CommentaireF-35: le peuple suisse doit avoir le dernier mot
La polémique enfle autour de l’avion de combat. Dans le respect des institutions, son achat exigerait une légitimation populaire plutôt qu’un passage en force.
- par
- Eric Felley
Le dossier de l’achat du F-35 se trouve dans des eaux de plus en plus troubles. D’une part, l’avion fait l’objet de nombreuses réserves aux États-Unis sur sa fiabilité, ses capacités de vol, sa maintenance et son coût. D’autre part, son processus d’acquisition par la Suisse est de plus en plus critiqué. La Confédération doit encore signer le contrat d’achat. La situation est devenue stressante. Si elle ne le fait pas d’ici à fin mars 2023, elle va perdre un créneau de production et devra attendre des années supplémentaires pour avoir ses avions.
Précipitation en question
À Berne, la majorité bourgeoise veut foncer. Dans les suites de la guerre en Ukraine, la droite a resserré les rangs derrière la défense nationale. En juin, les Chambres ont voté pour 10,5 milliards d’investissements supplémentaires d’ici à 2030. Ce qui est bien davantage que les 6 milliards prévus pour les avions. Au Conseil fédéral et au Parlement, cette même majorité demande que la Suisse signe avant la date butoir du 31 mars 2023. Cette précipitation peut être due au souci d’assurer la défense aérienne le plus rapidement possible.
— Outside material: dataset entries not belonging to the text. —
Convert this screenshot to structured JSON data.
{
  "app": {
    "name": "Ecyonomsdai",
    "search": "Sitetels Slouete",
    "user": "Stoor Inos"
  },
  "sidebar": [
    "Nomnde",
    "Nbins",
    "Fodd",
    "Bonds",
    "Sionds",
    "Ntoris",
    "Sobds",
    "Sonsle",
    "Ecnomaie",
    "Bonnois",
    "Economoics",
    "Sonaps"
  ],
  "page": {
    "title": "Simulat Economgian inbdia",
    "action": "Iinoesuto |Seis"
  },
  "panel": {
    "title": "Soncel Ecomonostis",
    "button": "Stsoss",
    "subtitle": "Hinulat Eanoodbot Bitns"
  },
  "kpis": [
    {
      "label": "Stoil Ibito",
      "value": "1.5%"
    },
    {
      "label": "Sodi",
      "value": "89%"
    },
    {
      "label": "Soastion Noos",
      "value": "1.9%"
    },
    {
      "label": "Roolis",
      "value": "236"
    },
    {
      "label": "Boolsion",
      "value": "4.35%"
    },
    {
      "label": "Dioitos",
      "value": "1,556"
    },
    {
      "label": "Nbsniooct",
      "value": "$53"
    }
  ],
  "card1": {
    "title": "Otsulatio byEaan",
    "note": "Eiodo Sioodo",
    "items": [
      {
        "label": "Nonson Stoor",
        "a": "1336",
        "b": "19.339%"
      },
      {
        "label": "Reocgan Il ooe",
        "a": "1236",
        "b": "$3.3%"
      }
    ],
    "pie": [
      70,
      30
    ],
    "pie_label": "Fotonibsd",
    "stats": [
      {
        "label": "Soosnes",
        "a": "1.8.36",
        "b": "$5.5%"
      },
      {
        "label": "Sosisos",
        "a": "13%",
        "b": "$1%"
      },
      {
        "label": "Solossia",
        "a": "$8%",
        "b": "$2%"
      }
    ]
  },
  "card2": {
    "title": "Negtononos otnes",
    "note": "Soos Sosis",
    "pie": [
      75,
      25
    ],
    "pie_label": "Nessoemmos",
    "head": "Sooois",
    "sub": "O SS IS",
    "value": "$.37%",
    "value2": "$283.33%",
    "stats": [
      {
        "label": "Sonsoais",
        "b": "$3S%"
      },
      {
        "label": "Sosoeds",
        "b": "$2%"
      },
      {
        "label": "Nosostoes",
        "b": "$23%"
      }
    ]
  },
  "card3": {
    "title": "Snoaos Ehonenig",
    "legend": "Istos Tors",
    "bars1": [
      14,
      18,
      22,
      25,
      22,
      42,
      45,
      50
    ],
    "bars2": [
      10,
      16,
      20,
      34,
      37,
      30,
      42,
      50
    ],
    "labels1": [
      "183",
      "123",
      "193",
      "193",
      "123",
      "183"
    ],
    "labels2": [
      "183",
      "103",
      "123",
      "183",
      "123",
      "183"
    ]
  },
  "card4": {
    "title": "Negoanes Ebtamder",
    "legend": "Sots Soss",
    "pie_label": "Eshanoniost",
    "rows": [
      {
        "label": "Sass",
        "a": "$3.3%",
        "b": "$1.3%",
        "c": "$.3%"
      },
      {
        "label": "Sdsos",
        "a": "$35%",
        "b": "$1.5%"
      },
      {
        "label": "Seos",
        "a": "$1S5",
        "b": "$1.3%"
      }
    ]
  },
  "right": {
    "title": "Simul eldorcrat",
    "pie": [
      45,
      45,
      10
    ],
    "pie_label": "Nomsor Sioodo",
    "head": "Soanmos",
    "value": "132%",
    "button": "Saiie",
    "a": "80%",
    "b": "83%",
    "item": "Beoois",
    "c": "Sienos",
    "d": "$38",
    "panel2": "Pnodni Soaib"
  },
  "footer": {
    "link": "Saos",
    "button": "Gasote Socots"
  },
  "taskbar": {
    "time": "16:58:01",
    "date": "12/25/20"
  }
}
Elle est peut-être aussi un indice dans le sens de la thèse du conseiller national Pierre-Alain Fridez sur un «complot» à Berne en faveur de l’avion américain.
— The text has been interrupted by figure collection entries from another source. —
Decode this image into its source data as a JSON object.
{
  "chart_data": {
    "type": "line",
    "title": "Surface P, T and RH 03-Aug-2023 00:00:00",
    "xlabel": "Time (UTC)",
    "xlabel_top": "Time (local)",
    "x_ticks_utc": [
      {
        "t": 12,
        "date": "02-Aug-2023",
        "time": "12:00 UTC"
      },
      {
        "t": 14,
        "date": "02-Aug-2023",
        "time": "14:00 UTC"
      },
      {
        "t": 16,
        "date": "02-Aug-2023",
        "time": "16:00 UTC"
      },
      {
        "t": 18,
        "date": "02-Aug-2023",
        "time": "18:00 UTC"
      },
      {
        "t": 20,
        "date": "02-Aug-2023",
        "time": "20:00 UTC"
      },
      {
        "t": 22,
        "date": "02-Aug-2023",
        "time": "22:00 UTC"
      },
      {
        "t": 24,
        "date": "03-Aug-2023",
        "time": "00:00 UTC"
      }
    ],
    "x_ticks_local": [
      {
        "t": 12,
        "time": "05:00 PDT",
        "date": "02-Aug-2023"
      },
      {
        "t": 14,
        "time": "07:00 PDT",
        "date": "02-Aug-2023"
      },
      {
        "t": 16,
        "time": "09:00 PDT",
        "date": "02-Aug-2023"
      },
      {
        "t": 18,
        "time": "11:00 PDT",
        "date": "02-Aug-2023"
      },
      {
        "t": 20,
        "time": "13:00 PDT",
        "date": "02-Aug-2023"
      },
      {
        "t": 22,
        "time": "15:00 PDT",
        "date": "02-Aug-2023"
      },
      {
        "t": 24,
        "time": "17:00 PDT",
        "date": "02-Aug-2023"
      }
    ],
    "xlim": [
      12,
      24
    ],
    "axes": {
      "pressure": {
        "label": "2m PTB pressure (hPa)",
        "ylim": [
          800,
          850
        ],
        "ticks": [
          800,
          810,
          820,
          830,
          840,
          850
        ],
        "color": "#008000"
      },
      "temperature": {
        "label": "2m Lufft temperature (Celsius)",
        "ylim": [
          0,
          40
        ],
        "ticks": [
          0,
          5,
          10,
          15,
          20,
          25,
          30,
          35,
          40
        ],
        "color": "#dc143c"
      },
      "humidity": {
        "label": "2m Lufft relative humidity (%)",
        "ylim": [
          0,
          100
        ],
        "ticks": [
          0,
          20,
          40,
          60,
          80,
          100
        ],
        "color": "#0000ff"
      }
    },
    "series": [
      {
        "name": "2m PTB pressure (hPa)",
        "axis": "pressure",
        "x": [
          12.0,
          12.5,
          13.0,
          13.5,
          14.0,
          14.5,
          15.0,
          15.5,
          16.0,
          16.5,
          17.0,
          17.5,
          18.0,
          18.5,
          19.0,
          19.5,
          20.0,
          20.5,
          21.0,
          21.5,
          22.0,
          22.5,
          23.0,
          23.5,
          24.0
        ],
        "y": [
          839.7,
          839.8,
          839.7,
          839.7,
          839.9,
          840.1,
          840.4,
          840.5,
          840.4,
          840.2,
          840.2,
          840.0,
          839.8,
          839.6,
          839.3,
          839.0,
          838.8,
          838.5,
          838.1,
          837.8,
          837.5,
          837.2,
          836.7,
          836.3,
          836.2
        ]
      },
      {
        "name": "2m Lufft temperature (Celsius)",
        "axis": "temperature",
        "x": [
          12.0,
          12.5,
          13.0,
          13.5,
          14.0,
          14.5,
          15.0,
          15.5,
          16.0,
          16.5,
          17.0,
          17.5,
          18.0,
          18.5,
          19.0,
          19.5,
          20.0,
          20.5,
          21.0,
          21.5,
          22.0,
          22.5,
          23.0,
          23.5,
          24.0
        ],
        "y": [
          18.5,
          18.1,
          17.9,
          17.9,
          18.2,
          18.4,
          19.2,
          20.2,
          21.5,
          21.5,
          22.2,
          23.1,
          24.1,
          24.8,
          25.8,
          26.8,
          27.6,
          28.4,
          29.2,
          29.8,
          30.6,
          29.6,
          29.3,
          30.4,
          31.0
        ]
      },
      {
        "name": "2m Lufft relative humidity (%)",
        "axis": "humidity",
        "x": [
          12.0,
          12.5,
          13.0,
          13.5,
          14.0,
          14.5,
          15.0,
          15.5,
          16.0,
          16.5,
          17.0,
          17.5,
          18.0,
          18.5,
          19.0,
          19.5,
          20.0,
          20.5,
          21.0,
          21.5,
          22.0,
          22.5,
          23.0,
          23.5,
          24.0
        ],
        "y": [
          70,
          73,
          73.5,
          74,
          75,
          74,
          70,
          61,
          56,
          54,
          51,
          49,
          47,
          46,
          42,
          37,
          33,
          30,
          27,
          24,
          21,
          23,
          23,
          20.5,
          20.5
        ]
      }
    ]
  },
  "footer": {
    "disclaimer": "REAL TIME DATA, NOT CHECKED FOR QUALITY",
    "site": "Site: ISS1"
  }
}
Respect des droits populaires
Dans un cas comme dans l’autre, l’initiative Stop F-35 sera déposée la semaine prochaine à Berne provoquant un cas de figure inédit. Qu’est-ce qui est le plus important pour ce pays? Acheter des avions le plus vite possible ou respecter les droits populaires? Il semble que la réponse est évidente. Les seconds doivent passer avant, au risque de créer un précédent sous le signe d’une urgence, qui n’est pas si évidente que cela.
Une votation le 12 mars 2023?
Une solution pragmatique pourrait se dessiner à Berne, si les bonnes volontés s’accordent. Le Conseil fédéral et Parlement peuvent mettre le turbo pour traiter l’initiative dès le mois de septembre et surtout durant la session de décembre. L’objet pourrait être à l’ordre du jour des votations fédérales prévues le 12 mars prochain, dans le temps qu’il faut pour signer le contrat.
Quitte ou double
En cas de «non» à l’initiative, la légitimité de l’achat du F-35 ne fera plus de doute. La conseillère fédérale Viola Amherd pourra continuer sur ce dossier la tête haute et les coudées franches. Si l’initiative est acceptée, elle devra reprendre le dossier avec un autre avion. Bien sûr, le résultat risque d’être serré à l’image de celui de la votation du 27 septembre 2020, qui s’est joué à 8000 voix en faveur des avions.
Mais vouloir passer en force, en faisant fi des droits populaires, ce serait montrer que l’on a peur du peuple. Ou que l’on n’a pas assez confiance en ses propres arguments.